Ces questions restent à éclaircir et ont poussé le ministère à solliciter le procureur de la République en vertu de l’article 40 du code de procédure pénale, selon lequel « toute autorité constituée, tout officier public ou fonctionnaire qui, dans l’exercice de ses fonctions, acquiert la connaissance d’un crime ou d’un délit est tenu d’en donner avis sans délai au procureur de la République ». Ils devront lui transmettre toutes les informations récoltées dans le cadre de leur mission.
Pressions sur la commission de discipline ?

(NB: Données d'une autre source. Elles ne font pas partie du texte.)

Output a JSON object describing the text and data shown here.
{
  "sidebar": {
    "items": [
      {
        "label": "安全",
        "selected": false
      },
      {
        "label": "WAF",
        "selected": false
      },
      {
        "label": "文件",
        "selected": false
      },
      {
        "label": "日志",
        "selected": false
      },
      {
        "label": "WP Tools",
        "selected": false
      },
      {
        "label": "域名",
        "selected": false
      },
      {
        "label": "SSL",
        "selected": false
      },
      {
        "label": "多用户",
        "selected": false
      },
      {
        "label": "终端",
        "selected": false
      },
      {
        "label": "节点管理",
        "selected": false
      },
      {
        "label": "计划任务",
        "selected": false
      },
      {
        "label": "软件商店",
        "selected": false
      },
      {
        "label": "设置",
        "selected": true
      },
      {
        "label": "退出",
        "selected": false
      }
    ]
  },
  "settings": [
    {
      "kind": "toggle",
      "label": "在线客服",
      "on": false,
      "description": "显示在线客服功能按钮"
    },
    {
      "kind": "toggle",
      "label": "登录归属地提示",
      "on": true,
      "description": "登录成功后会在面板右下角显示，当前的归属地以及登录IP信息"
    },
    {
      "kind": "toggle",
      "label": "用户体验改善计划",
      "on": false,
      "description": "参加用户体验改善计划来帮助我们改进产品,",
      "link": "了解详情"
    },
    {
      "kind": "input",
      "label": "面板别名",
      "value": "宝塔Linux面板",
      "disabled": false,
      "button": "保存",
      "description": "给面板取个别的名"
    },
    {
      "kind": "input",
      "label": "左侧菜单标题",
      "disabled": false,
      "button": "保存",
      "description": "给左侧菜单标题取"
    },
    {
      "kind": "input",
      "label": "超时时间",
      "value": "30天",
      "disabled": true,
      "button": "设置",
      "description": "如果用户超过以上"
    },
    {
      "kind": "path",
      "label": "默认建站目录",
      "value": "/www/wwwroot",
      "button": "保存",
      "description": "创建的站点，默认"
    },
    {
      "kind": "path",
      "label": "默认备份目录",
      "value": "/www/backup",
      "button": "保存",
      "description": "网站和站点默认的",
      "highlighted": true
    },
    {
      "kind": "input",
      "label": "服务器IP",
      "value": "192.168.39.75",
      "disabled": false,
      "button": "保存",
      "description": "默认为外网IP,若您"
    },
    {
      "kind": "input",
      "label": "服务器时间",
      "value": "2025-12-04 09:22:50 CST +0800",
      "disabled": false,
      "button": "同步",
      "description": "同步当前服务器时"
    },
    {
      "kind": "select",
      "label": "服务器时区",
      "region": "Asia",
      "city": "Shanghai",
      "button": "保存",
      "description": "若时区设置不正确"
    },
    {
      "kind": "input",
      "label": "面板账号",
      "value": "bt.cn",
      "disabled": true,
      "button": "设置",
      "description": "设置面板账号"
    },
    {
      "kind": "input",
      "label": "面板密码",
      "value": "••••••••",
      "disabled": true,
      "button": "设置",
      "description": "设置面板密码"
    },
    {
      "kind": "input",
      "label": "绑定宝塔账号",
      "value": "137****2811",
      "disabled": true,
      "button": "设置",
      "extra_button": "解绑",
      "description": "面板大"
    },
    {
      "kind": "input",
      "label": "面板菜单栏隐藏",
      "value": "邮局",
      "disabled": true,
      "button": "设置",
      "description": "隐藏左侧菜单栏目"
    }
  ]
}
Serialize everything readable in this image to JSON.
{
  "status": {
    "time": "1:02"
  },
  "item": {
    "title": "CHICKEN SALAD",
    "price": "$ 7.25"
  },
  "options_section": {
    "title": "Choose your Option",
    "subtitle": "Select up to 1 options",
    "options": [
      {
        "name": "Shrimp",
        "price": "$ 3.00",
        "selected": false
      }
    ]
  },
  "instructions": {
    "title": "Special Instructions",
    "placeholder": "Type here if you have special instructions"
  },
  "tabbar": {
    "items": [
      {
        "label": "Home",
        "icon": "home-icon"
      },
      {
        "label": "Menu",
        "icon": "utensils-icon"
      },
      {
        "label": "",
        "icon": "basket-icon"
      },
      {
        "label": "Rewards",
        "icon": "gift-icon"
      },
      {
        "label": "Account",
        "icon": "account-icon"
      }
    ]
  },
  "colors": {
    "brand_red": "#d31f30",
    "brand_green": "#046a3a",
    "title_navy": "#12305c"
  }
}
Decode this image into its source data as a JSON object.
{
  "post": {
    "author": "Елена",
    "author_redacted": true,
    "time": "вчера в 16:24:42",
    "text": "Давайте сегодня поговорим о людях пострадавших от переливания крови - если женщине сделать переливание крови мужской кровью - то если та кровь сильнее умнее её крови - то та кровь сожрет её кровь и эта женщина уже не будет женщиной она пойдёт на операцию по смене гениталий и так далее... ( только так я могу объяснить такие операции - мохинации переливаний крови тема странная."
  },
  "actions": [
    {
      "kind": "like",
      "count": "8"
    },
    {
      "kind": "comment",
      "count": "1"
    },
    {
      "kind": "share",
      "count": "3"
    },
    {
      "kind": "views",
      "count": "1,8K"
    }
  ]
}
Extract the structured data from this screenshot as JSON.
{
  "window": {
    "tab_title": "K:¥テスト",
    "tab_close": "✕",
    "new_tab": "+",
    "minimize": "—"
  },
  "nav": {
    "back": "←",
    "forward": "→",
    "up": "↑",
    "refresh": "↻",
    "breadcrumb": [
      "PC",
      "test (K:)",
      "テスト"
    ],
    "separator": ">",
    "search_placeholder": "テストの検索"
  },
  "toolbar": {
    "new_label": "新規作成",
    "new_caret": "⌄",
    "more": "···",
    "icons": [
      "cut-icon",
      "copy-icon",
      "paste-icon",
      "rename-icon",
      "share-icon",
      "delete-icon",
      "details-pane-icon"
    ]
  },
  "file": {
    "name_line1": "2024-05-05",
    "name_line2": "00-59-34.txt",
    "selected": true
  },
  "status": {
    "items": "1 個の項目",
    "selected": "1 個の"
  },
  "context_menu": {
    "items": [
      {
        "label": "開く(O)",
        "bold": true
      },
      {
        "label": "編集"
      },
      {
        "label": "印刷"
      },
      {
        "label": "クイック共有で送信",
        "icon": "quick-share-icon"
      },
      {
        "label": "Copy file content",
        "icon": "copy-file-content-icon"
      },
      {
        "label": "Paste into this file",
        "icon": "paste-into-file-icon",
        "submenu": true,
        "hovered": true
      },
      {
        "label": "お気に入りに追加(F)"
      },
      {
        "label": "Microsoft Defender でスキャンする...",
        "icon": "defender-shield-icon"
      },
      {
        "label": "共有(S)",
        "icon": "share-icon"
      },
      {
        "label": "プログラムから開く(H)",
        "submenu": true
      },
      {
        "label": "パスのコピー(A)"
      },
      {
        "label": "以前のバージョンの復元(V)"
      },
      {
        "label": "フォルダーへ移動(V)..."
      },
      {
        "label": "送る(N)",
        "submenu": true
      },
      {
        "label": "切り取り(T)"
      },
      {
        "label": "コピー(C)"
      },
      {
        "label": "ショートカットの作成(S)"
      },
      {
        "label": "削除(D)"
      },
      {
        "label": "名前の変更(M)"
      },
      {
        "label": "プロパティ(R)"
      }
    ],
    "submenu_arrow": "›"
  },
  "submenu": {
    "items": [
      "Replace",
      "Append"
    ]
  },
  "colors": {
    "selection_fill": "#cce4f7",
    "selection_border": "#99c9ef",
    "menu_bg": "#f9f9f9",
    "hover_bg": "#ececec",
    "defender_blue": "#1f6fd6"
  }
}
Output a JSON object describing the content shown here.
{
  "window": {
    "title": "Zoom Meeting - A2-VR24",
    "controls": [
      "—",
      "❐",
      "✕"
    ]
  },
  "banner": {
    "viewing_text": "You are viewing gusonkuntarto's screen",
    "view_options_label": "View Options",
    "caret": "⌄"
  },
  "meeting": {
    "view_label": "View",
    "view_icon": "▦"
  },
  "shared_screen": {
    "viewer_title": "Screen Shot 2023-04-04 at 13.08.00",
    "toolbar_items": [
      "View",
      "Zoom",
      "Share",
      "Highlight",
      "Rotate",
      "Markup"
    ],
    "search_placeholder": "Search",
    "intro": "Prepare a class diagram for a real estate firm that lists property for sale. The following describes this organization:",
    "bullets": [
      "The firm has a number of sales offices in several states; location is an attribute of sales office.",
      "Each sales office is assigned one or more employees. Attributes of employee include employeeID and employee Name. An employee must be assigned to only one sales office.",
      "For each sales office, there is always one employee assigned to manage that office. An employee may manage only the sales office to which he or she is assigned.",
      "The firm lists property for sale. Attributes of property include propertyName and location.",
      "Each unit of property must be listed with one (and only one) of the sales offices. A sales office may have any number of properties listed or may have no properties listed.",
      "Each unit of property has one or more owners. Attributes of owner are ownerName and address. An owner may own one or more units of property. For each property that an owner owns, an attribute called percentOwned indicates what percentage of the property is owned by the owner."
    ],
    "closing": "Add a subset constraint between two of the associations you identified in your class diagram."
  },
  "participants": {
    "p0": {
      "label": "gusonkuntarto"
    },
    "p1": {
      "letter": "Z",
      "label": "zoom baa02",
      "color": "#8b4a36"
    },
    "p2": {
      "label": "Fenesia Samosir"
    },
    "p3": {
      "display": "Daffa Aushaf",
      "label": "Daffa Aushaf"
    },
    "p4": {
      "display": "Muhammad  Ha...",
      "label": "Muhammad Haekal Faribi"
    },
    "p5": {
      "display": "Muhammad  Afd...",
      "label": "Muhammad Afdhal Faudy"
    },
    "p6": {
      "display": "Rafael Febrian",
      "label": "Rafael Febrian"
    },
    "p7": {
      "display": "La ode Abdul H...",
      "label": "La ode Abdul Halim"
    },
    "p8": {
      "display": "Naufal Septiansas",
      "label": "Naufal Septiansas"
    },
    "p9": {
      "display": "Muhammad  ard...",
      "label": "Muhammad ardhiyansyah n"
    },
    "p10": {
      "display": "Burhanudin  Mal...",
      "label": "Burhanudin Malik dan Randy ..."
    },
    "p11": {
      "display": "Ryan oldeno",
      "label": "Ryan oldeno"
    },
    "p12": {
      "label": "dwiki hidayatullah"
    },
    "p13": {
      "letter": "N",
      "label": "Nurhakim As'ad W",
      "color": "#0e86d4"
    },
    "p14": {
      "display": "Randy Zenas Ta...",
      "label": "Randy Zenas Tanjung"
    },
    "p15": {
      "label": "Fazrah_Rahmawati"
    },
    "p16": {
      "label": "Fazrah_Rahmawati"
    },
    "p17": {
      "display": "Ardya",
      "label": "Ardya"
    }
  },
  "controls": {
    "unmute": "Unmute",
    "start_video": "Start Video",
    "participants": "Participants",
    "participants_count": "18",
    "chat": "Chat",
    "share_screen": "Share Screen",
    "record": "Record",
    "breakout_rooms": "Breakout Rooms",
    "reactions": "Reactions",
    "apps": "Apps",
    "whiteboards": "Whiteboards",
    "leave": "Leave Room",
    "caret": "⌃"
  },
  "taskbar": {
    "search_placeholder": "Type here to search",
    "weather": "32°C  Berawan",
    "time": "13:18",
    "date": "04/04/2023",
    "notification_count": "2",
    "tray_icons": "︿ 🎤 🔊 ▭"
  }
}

Depuis août, M. Laporte a dû faire face aux révélations du JDD et de L’Equipe : le 30 juin, six mois à peine après son élection, le tout nouveau président aurait recommandé à la commission d’appel fédérale de réduire des sanctions prises en première instance par la commission de discipline de la Ligue nationale de rugby envers le Montpellier Hérault Rugby, notamment après le déploiement dans le stade de banderoles de supporteurs hostiles à la Ligue. Or, il se trouve que « Bernie » avait déjà signé auparavant un contrat personnel d’image avec l’entreprise de Mohed Altrad, patron d’une firme spécialisée dans le bâtiment et président du club montpelliérain. D’où les soupçons de favoritisme.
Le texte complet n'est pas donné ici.